Forgetting Similar Samples: Can Machine Unlearning Do it Better?
Heng Xu, Tianqing Zhu, Dayong Ye, Lefeng Zhang, Le Wang, Wanlei Zhou
TL;DR
The paper investigates machine unlearning when training data contains target samples and their similar counterparts, arguing that many methods forget only the target sample rather than its full influence. It formalizes influence via mutual information and introduces similarity-entailed datasets to stress-test forgetting, revealing that existing schemes—and even retraining-from-scratch baselines—often leave residual influence from similar samples. To address this, the authors propose robustness-training–inspired enhancements for both image and language unlearning, including expanded unlearning sets and manifold smoothing with KL regularization, which improve forgetting while preserving performance. The study provides practical insights and a public implementation to spur more robust unlearning techniques in privacy-sensitive settings.
Abstract
Machine unlearning, a process enabling pre-trained models to remove the influence of specific training samples, has attracted significant attention in recent years. Although extensive research has focused on developing efficient machine unlearning strategies, we argue that these methods mainly aim at removing samples rather than removing samples' influence on the model, thus overlooking the fundamental definition of machine unlearning.
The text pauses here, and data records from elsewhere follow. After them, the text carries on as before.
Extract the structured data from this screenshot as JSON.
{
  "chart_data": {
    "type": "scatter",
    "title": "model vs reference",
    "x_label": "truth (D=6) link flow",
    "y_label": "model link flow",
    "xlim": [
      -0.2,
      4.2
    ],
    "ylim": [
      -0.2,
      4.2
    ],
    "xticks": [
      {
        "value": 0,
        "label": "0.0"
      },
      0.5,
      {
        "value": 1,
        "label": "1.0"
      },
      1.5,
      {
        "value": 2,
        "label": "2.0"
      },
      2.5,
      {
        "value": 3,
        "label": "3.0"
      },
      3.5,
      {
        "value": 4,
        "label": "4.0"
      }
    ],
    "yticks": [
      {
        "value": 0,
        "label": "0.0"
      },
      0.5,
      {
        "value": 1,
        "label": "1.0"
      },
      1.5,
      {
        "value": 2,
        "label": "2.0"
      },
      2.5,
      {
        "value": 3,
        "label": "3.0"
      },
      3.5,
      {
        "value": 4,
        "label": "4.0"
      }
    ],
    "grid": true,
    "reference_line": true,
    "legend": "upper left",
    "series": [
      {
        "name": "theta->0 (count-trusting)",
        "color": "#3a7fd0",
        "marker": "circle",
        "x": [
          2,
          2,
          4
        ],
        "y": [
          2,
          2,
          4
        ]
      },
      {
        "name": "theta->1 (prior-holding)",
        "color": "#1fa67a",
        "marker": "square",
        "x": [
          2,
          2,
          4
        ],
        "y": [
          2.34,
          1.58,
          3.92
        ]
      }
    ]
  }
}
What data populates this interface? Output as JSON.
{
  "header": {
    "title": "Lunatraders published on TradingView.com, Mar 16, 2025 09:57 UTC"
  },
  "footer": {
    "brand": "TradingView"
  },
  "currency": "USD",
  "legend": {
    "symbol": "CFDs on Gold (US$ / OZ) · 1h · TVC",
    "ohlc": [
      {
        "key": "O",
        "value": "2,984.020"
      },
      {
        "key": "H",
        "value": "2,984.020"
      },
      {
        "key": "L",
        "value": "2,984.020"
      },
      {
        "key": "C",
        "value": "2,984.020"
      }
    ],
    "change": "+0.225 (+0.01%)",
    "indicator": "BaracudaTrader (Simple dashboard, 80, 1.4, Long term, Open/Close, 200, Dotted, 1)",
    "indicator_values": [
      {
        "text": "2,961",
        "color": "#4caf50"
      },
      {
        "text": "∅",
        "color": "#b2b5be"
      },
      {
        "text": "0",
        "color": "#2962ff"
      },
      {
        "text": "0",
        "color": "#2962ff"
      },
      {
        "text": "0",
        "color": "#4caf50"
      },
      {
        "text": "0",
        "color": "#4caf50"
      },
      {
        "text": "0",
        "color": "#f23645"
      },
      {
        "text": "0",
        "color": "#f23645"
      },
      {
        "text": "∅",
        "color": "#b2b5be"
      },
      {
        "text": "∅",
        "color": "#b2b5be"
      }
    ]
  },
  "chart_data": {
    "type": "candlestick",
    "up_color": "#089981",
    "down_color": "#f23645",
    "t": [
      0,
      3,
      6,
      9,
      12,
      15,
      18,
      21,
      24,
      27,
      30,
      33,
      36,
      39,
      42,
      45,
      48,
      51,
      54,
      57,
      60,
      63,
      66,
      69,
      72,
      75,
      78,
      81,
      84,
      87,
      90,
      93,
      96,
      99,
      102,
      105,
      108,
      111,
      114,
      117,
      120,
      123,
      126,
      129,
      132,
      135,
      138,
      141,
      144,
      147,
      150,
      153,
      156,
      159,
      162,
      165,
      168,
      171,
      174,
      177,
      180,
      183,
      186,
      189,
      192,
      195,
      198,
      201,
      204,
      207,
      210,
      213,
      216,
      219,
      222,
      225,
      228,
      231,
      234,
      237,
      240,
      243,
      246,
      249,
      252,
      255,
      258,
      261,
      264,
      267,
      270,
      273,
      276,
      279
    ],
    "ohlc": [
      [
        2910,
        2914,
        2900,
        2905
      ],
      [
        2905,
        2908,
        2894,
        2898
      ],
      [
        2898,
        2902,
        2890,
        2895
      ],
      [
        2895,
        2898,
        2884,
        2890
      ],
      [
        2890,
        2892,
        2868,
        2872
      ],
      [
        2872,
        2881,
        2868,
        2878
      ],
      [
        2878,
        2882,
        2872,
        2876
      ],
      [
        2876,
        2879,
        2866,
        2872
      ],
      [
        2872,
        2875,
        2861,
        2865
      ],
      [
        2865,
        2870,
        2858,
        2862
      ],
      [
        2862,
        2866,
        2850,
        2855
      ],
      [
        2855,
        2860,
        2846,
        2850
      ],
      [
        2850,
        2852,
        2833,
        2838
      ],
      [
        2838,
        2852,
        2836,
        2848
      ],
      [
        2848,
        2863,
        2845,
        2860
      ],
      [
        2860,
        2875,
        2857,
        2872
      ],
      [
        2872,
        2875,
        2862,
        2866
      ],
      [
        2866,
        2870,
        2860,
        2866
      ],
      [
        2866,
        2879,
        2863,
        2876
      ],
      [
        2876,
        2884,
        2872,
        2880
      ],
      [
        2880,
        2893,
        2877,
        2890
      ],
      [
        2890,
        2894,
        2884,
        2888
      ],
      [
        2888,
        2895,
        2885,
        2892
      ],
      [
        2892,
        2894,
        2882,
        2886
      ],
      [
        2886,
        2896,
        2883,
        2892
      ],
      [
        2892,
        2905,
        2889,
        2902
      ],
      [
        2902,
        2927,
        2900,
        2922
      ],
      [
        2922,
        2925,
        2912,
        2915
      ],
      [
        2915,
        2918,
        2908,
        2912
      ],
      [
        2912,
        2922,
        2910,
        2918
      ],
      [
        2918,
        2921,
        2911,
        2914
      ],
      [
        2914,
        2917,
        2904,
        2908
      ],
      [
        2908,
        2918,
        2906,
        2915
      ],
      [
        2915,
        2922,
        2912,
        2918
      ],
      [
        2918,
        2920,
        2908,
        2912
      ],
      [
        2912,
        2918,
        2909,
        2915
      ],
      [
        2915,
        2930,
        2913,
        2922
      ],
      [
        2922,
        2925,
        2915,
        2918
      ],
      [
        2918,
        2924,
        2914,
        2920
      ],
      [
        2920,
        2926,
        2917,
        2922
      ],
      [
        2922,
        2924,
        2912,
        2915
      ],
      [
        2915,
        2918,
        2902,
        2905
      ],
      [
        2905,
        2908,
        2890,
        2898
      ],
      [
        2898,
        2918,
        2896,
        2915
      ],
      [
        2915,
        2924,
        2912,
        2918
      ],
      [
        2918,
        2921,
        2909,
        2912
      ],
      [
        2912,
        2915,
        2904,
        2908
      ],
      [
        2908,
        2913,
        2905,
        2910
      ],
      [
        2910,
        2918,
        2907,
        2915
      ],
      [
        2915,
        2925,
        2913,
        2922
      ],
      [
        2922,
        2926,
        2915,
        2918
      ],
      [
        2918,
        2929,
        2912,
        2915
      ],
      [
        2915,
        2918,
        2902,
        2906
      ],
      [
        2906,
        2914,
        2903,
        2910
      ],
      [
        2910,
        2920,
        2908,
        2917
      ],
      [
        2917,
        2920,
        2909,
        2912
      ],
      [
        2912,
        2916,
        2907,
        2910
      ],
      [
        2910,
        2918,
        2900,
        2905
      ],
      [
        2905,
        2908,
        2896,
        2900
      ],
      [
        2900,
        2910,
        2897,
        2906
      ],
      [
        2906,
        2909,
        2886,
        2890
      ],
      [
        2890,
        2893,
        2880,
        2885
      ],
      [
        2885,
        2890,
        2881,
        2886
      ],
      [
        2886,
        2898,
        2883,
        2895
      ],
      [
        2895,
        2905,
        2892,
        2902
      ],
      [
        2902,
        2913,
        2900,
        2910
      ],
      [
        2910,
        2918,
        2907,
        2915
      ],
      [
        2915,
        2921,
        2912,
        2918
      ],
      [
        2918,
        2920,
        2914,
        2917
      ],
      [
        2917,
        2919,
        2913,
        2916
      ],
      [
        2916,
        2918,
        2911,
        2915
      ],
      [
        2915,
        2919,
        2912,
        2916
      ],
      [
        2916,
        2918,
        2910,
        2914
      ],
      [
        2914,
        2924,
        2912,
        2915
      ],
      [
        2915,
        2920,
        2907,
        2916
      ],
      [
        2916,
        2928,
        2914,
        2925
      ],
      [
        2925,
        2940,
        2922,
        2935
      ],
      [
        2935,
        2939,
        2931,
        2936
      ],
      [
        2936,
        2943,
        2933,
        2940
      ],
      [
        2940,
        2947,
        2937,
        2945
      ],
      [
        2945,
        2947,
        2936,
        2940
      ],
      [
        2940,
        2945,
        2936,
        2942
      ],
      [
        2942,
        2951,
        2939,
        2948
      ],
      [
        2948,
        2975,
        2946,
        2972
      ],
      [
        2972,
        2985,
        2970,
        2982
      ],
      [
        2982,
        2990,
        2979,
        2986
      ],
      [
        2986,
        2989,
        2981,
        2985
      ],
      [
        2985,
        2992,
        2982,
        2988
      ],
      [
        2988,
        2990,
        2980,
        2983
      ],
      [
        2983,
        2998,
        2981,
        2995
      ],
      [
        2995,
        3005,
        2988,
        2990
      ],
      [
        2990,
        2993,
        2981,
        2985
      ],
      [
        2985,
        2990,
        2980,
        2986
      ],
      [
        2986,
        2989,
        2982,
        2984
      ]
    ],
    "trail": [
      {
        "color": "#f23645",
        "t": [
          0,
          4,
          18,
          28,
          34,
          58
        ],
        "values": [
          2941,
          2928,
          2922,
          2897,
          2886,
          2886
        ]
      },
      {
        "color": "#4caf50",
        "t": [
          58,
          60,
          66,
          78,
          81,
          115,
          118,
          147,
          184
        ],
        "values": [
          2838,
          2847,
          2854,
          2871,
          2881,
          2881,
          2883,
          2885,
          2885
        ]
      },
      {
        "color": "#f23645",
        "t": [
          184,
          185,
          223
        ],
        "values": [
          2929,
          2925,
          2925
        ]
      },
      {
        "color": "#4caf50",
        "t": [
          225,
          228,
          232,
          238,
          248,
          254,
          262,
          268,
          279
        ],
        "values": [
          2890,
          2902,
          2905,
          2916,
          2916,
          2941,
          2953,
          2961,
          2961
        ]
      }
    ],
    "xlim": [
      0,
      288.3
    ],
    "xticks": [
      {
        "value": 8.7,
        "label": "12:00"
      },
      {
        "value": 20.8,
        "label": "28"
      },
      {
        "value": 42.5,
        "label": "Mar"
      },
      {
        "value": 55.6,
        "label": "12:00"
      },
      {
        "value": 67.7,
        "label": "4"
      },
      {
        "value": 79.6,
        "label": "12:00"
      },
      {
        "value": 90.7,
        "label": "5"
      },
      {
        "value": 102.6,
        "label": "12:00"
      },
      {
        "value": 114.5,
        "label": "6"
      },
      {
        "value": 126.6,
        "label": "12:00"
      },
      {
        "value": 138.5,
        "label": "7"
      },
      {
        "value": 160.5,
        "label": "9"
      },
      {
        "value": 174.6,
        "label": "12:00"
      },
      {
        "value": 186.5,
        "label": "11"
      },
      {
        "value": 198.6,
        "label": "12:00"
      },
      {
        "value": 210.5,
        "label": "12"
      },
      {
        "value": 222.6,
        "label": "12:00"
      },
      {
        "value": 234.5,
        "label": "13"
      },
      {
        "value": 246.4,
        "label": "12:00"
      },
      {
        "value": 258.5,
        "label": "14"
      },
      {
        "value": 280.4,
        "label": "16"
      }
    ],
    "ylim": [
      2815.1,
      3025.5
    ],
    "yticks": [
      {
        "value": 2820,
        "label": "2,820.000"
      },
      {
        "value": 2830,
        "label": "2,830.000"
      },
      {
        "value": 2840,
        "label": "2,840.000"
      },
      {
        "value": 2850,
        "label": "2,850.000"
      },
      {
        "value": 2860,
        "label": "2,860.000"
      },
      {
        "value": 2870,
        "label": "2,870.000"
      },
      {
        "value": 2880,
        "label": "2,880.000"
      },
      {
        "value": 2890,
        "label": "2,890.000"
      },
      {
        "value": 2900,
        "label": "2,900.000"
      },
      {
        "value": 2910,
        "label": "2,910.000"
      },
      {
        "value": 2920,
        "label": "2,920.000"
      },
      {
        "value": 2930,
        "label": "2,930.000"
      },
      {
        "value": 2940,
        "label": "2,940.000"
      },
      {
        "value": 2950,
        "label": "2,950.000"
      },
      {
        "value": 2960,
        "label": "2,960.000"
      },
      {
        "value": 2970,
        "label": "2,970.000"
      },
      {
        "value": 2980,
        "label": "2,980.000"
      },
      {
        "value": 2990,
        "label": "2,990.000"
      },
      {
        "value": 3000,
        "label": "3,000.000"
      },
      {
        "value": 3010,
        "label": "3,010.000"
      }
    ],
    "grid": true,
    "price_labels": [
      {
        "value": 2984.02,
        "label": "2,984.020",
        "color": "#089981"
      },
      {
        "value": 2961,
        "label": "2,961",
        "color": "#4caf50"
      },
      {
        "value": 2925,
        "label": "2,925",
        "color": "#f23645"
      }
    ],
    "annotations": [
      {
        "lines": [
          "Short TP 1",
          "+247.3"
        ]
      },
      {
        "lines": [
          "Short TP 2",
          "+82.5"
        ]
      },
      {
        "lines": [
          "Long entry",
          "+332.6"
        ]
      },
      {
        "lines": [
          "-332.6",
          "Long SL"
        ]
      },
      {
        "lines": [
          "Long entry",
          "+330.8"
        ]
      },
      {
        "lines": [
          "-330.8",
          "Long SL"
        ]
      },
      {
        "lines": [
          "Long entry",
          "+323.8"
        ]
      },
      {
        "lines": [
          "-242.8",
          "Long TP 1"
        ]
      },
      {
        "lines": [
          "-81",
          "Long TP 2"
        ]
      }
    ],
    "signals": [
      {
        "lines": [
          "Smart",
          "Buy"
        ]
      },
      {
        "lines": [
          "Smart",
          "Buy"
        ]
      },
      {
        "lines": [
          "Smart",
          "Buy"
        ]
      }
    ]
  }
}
In this paper, we first conduct a comprehensive study to evaluate the effectiveness of existing unlearning schemes when the training dataset includes many samples similar to those targeted for unlearning. Specifically, we evaluate: Do existing unlearning methods truly adhere to the original definition of machine unlearning and effectively eliminate all influence of target samples when similar samples are present in the training dataset? Our extensive experiments, conducted on four carefully constructed datasets with thorough analysis, reveal a notable gap between the expected and actual performance of most existing unlearning methods for image and language models, even for the retraining-from-scratch baseline. Additionally, we also explore potential solutions to enhance current unlearning approaches.